Dünyanın yok olma tehlikesinin burjuvazinin diline bu denli dolanması tesadüf değildir. Kapitalizm derin bir tarihsel sistem krizinin içinde debelenip duruyor. Artık kendini yenileyecek, bir adım daha öteye taşıyacak dinamikleri yok ve dünyayı kıyamete sürüklüyor. Sistem durmaksızın çürüyor, çürüdükçe etrafına pis kokular saçıyor.
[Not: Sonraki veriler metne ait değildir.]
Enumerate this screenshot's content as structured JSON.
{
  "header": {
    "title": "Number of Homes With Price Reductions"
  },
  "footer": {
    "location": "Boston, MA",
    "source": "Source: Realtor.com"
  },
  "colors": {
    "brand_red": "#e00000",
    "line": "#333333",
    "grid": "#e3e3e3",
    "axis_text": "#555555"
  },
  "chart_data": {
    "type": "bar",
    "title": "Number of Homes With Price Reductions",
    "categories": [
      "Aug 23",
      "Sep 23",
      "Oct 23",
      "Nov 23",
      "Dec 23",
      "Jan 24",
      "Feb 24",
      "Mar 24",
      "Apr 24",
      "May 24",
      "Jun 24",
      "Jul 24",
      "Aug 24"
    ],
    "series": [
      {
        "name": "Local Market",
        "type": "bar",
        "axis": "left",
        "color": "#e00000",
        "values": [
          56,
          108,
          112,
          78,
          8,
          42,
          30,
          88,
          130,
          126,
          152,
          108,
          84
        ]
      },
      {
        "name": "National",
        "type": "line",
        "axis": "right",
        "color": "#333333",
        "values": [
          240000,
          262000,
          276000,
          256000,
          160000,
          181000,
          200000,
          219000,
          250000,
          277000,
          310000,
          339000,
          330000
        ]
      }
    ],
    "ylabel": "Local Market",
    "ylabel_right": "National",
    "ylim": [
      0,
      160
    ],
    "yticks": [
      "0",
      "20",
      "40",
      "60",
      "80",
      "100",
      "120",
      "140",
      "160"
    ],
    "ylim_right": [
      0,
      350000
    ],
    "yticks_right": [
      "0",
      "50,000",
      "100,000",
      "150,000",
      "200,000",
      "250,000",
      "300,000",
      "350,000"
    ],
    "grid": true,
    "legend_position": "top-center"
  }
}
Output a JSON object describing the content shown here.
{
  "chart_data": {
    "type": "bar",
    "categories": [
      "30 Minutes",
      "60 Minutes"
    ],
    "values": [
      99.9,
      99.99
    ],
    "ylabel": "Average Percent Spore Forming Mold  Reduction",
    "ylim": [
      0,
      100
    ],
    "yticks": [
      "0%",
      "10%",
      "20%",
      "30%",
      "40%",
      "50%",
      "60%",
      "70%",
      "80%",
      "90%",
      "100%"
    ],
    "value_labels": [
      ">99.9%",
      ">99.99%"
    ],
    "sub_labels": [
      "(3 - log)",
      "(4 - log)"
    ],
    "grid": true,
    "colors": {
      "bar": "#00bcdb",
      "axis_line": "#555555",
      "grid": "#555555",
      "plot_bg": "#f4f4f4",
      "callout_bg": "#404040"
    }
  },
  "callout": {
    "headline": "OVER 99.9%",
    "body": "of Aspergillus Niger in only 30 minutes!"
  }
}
Verilen örneklerden yola çıkarak şunun farkına varmak mümkün: Egemenler sonlarının yaklaştığını biliyor ve bu sonu olabildiğince ötelemek için kurtuluş yolları arıyorlar, çünkü korkuyorlar! Bu korkuyla birlikte daha da saldırganlaşıyor, acımasızlaşıyorlar. Fakat bizler biliyoruz ki ne adacıklar ne de lüks sığınaklar burjuvaziyi kurtarmayacak. Artık kapitalizm miadını doldurmuştur ve yıkılıp gitmeye mahkûmdur. Bu bizlerin ve işçi sınıfının elindedir. Bizim tek seçeneğimiz devrimci mücadelemize sıkı sıkıya tutunmak ve sınıfımızın bu sefil ve çürümüş sistemi yıkacağı güne hazırlanmaktır.